4.1 Periodic Rotation Scheduling
Project: svc-metadata
Package: verticle
Class: CaRotationVert.java
/**
* Schedule CA rotation aligned to epoch boundaries.
* Pre-generates bundle 5 minutes before epoch starts.
*/
private void scheduleCaRotation() {
Instant now = Instant.now();
long currentEpoch = CaEpochUtil.caEpochNumberForInstant(now);
Instant nextEpochStart = CaEpochUtil.caEpochStart(currentEpoch + 1);
// Calculate delay to 5 minutes BEFORE next epoch
long preparationWindow = 5 * 60 * 1000L;
long delayToNextRotation = nextEpochStart.toEpochMilli()
- now.toEpochMilli()
- preparationWindow;
if (delayToNextRotation < 0) {
nextEpochStart = CaEpochUtil.caEpochStart(currentEpoch + 2);
delayToNextRotation = nextEpochStart.toEpochMilli()
- now.toEpochMilli()
- preparationWindow;
}
LOGGER.info("First CA rotation scheduled in {} ms", delayToNextRotation);
vertx.setTimer(delayToNextRotation, id -> {
performCaRotation();
// Schedule periodic rotation every epoch
caRotationTimerId = vertx.setPeriodic(
CaEpochUtil.CA_EPOCH_DURATION_MILLIS,
periodicId -> performCaRotation()
);
});
}
4.2 CA Bundle Generation Flow
private void performCaRotation() {
Instant now = Instant.now();
long newEpoch = CaEpochUtil.caEpochNumberForInstant(now);
LOGGER.info("=== Starting CA Rotation for Epoch {} ===", newEpoch);
workerExecutor.executeBlocking(() -> {
// 1. Generate Intermediate CA from OpenBao PKI
return generateIntermediateCaCertificate(newEpoch);
})
.compose(intermediateCert -> {
// 2. Fetch Root CA
return fetchRootCaCertificate()
.map(rootCert -> new Object[] { intermediateCert, rootCert });
})
.compose(certs -> {
// 3. Build CA Bundle (Intermediate + Root)

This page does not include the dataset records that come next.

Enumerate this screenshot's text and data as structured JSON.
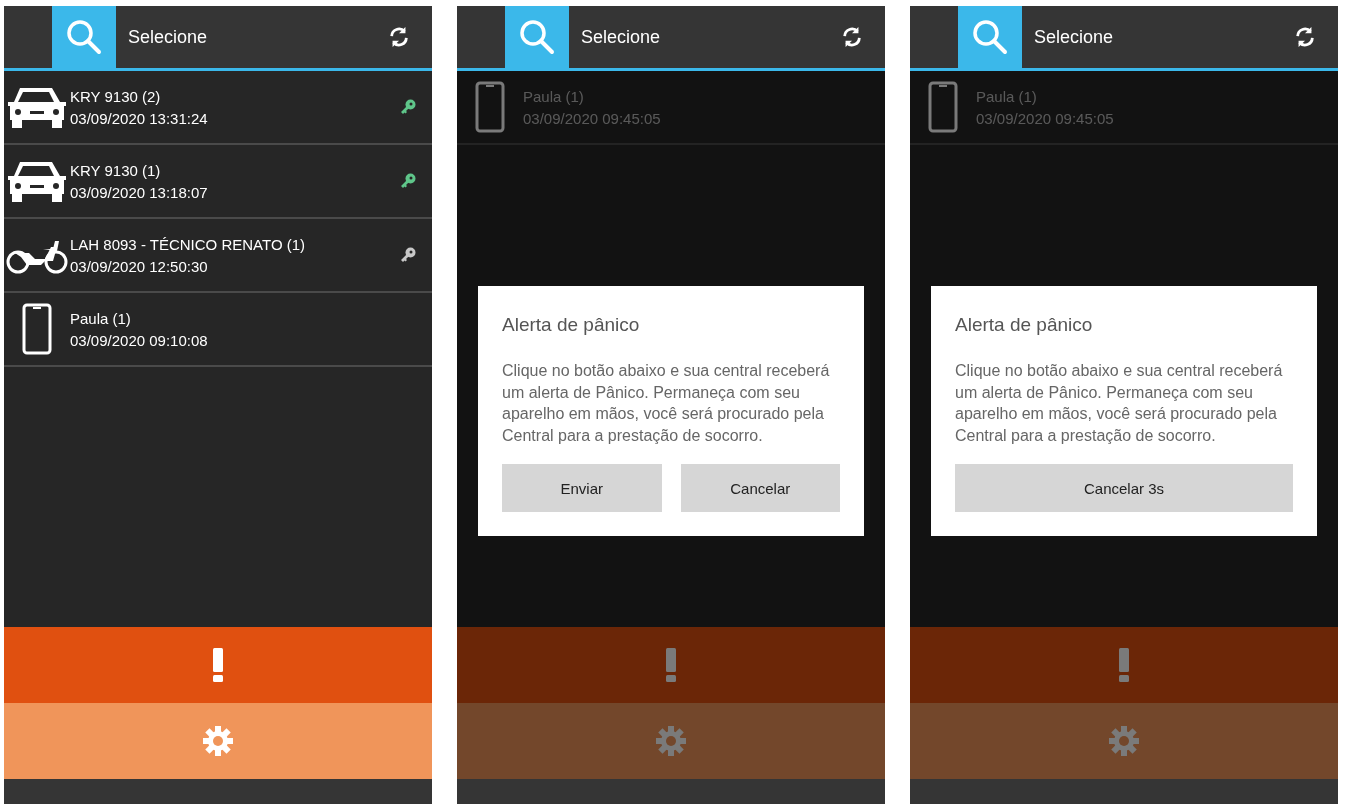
{
  "screens": [
    {
      "header": {
        "title": "Selecione"
      },
      "items": [
        {
          "kind": "car",
          "name": "KRY 9130 (2)",
          "time": "03/09/2020 13:31:24",
          "color": "#5fc68a"
        },
        {
          "kind": "car",
          "name": "KRY 9130 (1)",
          "time": "03/09/2020 13:18:07",
          "color": "#5fc68a"
        },
        {
          "kind": "motorcycle",
          "name": "LAH 8093 - TÉCNICO RENATO (1)",
          "time": "03/09/2020 12:50:30",
          "color": "#c8c8c8"
        },
        {
          "kind": "phone",
          "name": "Paula (1)",
          "time": "03/09/2020 09:10:08"
        }
      ]
    },
    {
      "header": {
        "title": "Selecione"
      },
      "items": [
        {
          "kind": "phone",
          "name": "Paula (1)",
          "time": "03/09/2020 09:45:05"
        }
      ],
      "dialog": {
        "title": "Alerta de pânico",
        "body": "Clique no botão abaixo e sua central receberá um alerta de Pânico. Permaneça com seu aparelho em mãos, você será procurado pela Central para a prestação de socorro.",
        "buttons": [
          "Enviar",
          "Cancelar"
        ]
      }
    },
    {
      "header": {
        "title": "Selecione"
      },
      "items": [
        {
          "kind": "phone",
          "name": "Paula (1)",
          "time": "03/09/2020 09:45:05"
        }
      ],
      "dialog": {
        "title": "Alerta de pânico",
        "body": "Clique no botão abaixo e sua central receberá um alerta de Pânico. Permaneça com seu aparelho em mãos, você será procurado pela Central para a prestação de socorro.",
        "buttons": [
          "Cancelar 3s"
        ]
      }
    }
  ]
}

String caBundle = buildCaBundle(
(String) ((Object[]) certs)[0],
(String) ((Object[]) certs)[1],
newEpoch
);
// 4. Store in OpenBao
return storeCaBundleInVault(newEpoch, caBundle).map(v -> caBundle);
})
.compose(caBundle -> {
// 5. Create Kubernetes Secret
return createCaBundleSecret(newEpoch, caBundle);
})
.compose(secretName -> {
// 6. Publish to NATS
return publishCaBundleUpdate(newEpoch, secretName);
})
.onSuccess(v -> {
caEpochNumber = newEpoch;
LOGGER.info("✅ CA Rotation completed for epoch {}", newEpoch);
});
}
4.3 CA Bundle Storage
OpenBao Storage:
private Future<Void> storeCaBundleInVault(long epochNumber, String caBundle) {
return workerExecutor.executeBlocking(() -> {
String path = "secret/data/ca-bundles/epoch-" + epochNumber;
Map<String, Object> data = Map.of(
"data", Map.of(
"ca-bundle.pem", caBundle,
"epoch", epochNumber,
"created_at", Instant.now().toString(),
"expires_at", CaEpochUtil.caEpochExpiry(epochNumber).toString()
)
);
openBaoClient.write(path, data);
LOGGER.info("Stored CA bundle in OpenBao at {}", path);
return null;
});
}
Kubernetes Secret:
private Future<String> createCaBundleSecret(long epochNumber, String caBundle) {
return workerExecutor.executeBlocking(() -> {
String secretName = "nats-ca-bundle-epoch-" + epochNumber;
Secret secret = new SecretBuilder()
.withNewMetadata()
.withName(secretName)
.withNamespace("openbao")
.addToLabels("epoch", String.valueOf(epochNumber))
.endMetadata()
.addToData("ca-bundle.pem",
Base64.getEncoder().encodeToString(caBundle.getBytes()))
.build();
kubernetesClient.secrets()
.inNamespace("openbao")
.createOrReplace(secret);
return secretName;
});
}
4.4 NATS Publication
private Future<Void> publishCaBundleUpdate(long epochNumber, String secretName) {
return workerExecutor.executeBlocking(() -> {
CaBundleMessage message = new CaBundleMessage(
epochNumber,
secretName,
"openbao",
CaEpochUtil.caEpochStart(epochNumber),
CaEpochUtil.caEpochExpiry(epochNumber),
Instant.now()
);
return message;
})
.compose(message -> workerExecutor.executeBlocking(() ->
CaBundleMessage.serialize(message)))
.compose(messageBytes ->
natsClient.publishAsync("metadata.client.ca-cert", messageBytes));
}
5. Tier 2: Watcher Service - SIGHUP-Based NATS Reload
The Watcher Service coordinates NATS cluster certificate updates using SIGHUP signals instead of pod restarts.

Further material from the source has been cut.